• PC sales rose significantly in the second quarter. Chromebooks, too.

    From IDC (which includes Chromebooks in its “PC” numbers):

    The second quarter of 2020 (2Q20) ended well for the Traditional PC market, comprised of desktops, notebooks, and workstations, with global shipments growing 11.2% year over year reaching a total of 72.3 million units… Early indicators suggest strong PC shipments for education, enterprise, and consumer, muted somewhat by frozen SMBs,

    You small and medium businesses (he says, looking in the mirror) haven’t been keeping up the pace.
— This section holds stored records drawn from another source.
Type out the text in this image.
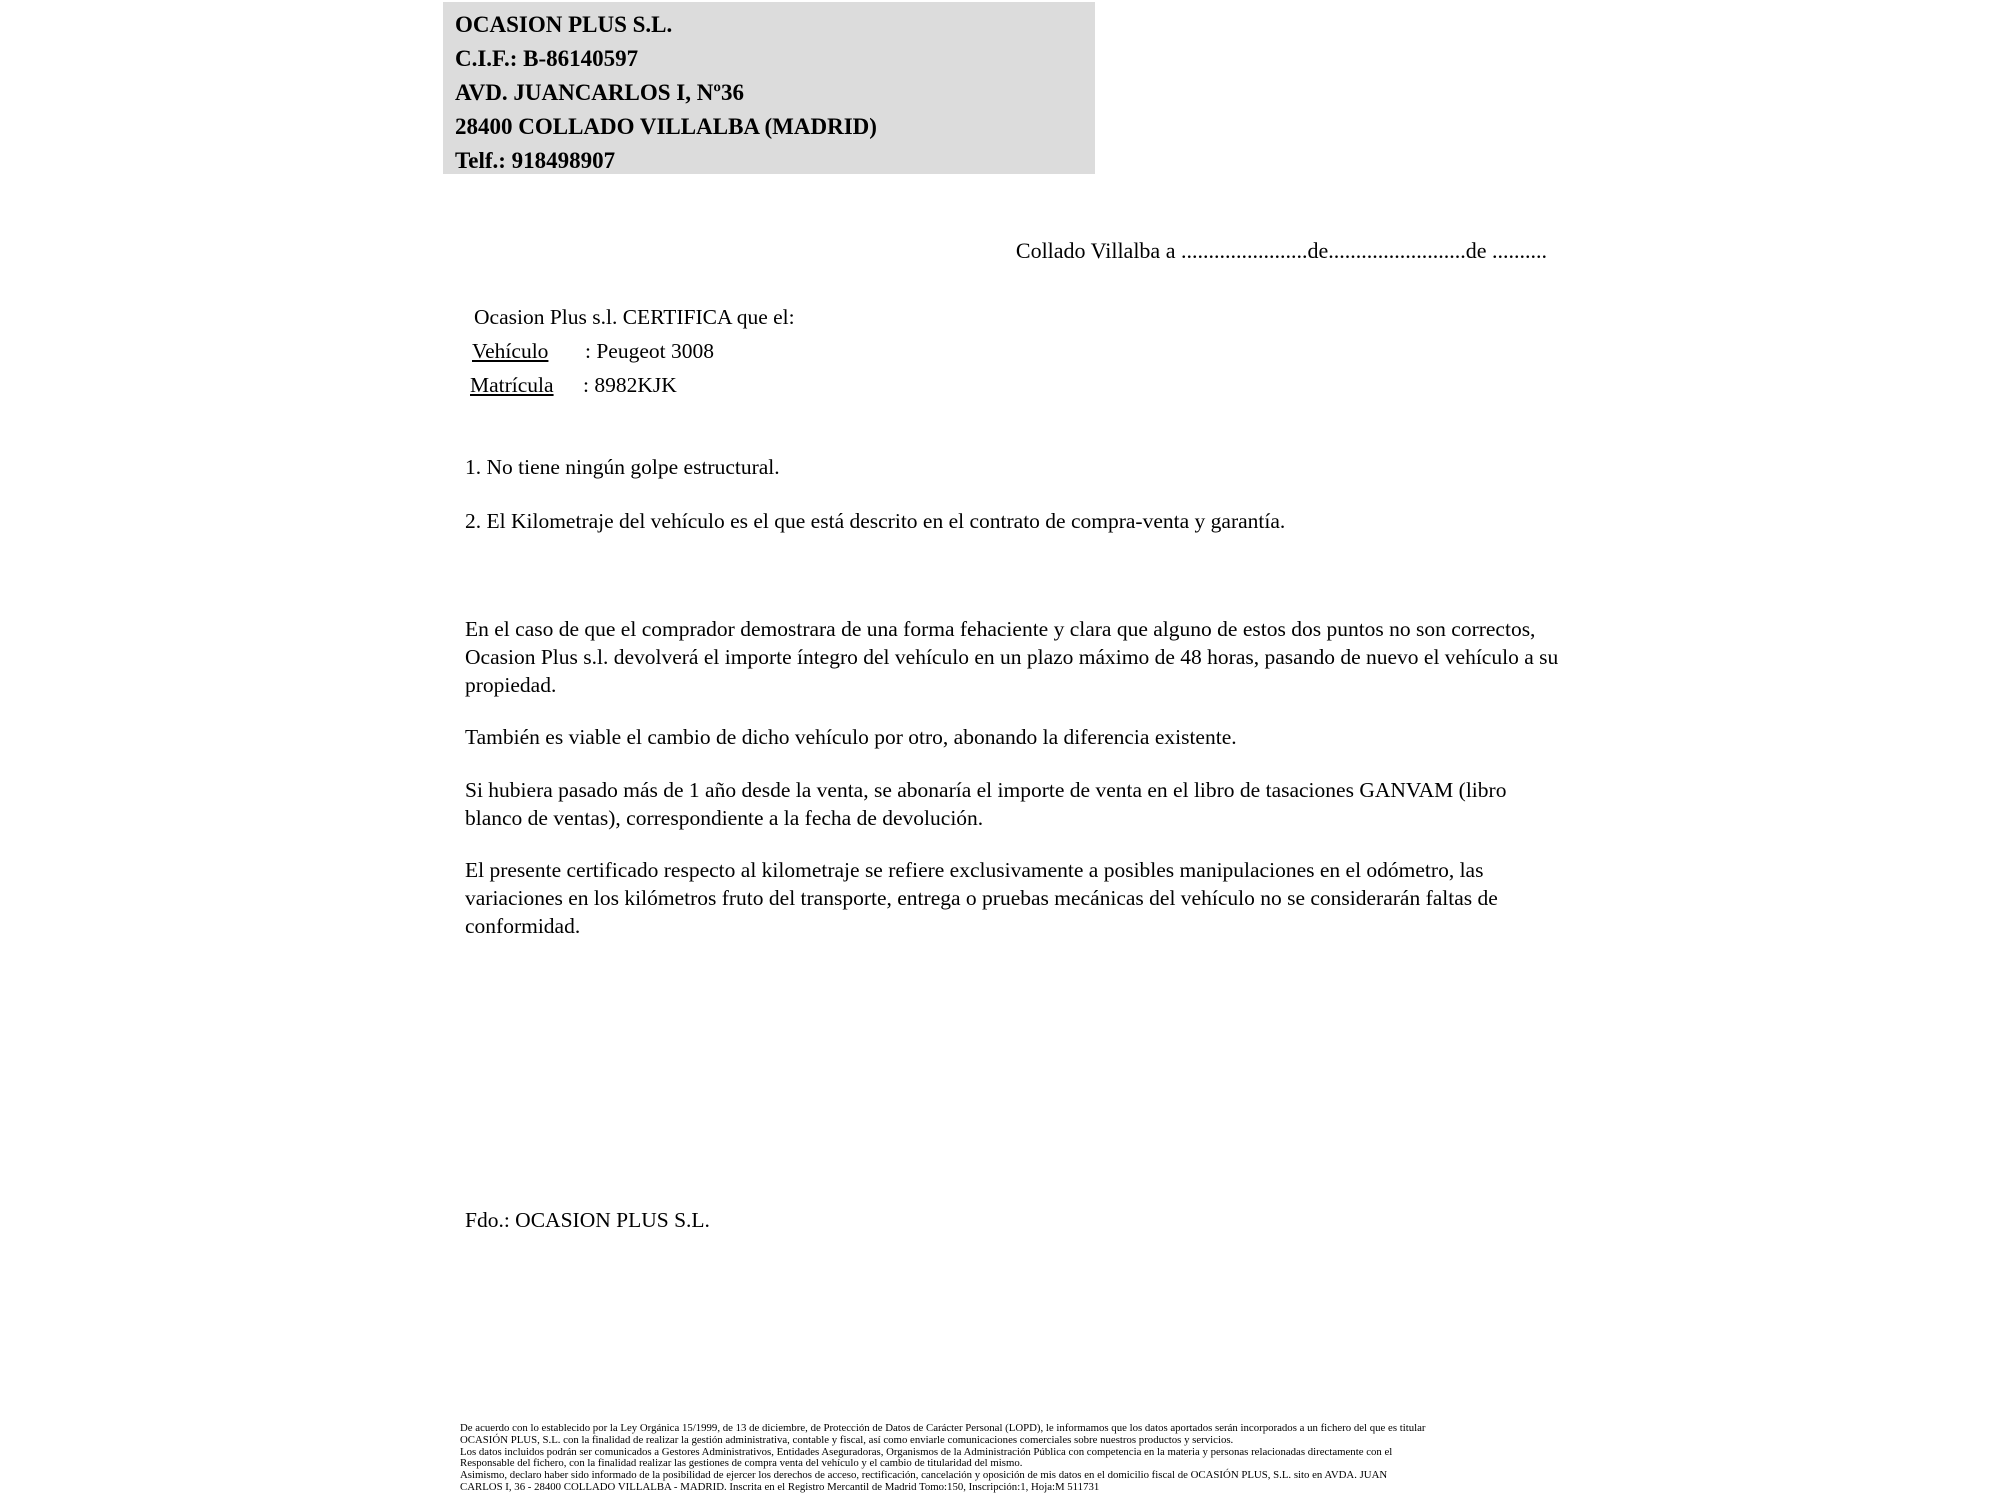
OCASION PLUS S.L.
C.I.F.: B-86140597
AVD. JUANCARLOS I, Nº36
28400 COLLADO VILLALBA (MADRID)
Telf.: 918498907
Collado Villalba a .......................de.........................de ..........
Ocasion Plus s.l. CERTIFICA que el:
Vehículo : Peugeot 3008
Matrícula : 8982KJK
1. No tiene ningún golpe estructural.
2. El Kilometraje del vehículo es el que está descrito en el contrato de compra-venta y garantía.
En el caso de que el comprador demostrara de una forma fehaciente y clara que alguno de estos dos puntos no son correctos, Ocasion Plus s.l. devolverá el importe íntegro del vehículo en un plazo máximo de 48 horas, pasando de nuevo el vehículo a su propiedad.
También es viable el cambio de dicho vehículo por otro, abonando la diferencia existente.
Si hubiera pasado más de 1 año desde la venta, se abonaría el importe de venta en el libro de tasaciones GANVAM (libro blanco de ventas), correspondiente a la fecha de devolución.
El presente certificado respecto al kilometraje se refiere exclusivamente a posibles manipulaciones en el odómetro, las variaciones en los kilómetros fruto del transporte, entrega o pruebas mecánicas del vehículo no se considerarán faltas de conformidad.
Fdo.: OCASION PLUS S.L.
De acuerdo con lo establecido por la Ley Orgánica 15/1999, de 13 de diciembre, de Protección de Datos de Carácter Personal (LOPD), le informamos que los datos aportados serán incorporados a un fichero del que es titular
OCASIÓN PLUS, S.L. con la finalidad de realizar la gestión administrativa, contable y fiscal, así como enviarle comunicaciones comerciales sobre nuestros productos y servicios.
Los datos incluidos podrán ser comunicados a Gestores Administrativos, Entidades Aseguradoras, Organismos de la Administración Pública con competencia en la materia y personas relacionadas directamente con el
Responsable del fichero, con la finalidad realizar las gestiones de compra venta del vehículo y el cambio de titularidad del mismo.
Asimismo, declaro haber sido informado de la posibilidad de ejercer los derechos de acceso, rectificación, cancelación y oposición de mis datos en el domicilio fiscal de OCASIÓN PLUS, S.L. sito en AVDA. JUAN
CARLOS I, 36 - 28400 COLLADO VILLALBA - MADRID. Inscrita en el Registro Mercantil de Madrid Tomo:150, Inscripción:1, Hoja:M 511731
Maybe it has something to do with available capital. Or maybe it’s just “Meh, what I have is good enough.”

    United States Traditional PC shipments posted double-digit growth in the second quarter of 2020 compared to the same period a year ago. While the first quarter was record breaking for the lowest PC shipments seen in over a decade, the second quarter was record breaking for the opposite reason. With volumes expected to surpass 21 million units, the US has not seen such volume since the end of 2009.

    From Gartner (which doesn’t count Chromebooks in the “PC” category, for some bizarre historical reason):

    Worldwide PC Shipments Grew 2.8% (year-over-year) in Second Quarter of 2020… After a significant decline in the first quarter of the year due to COVID-19-related supply chain disruptions, the PC market returned to growth as vendors restocked their channels and mobile PC demand increased.

    I’d be hard-pressed to say that the dip in 1st quarter demand was primarily due to “supply chain disruptions,” but I don’t have a team of high-priced clairvoyants at hand.

    The big PC manufacturers: Lenovo (25%), HP (24.9%), Dell (16.4%), Apple (6.7% – doesn’t include iPads), Acer (6.2%), ASUS (5.5%).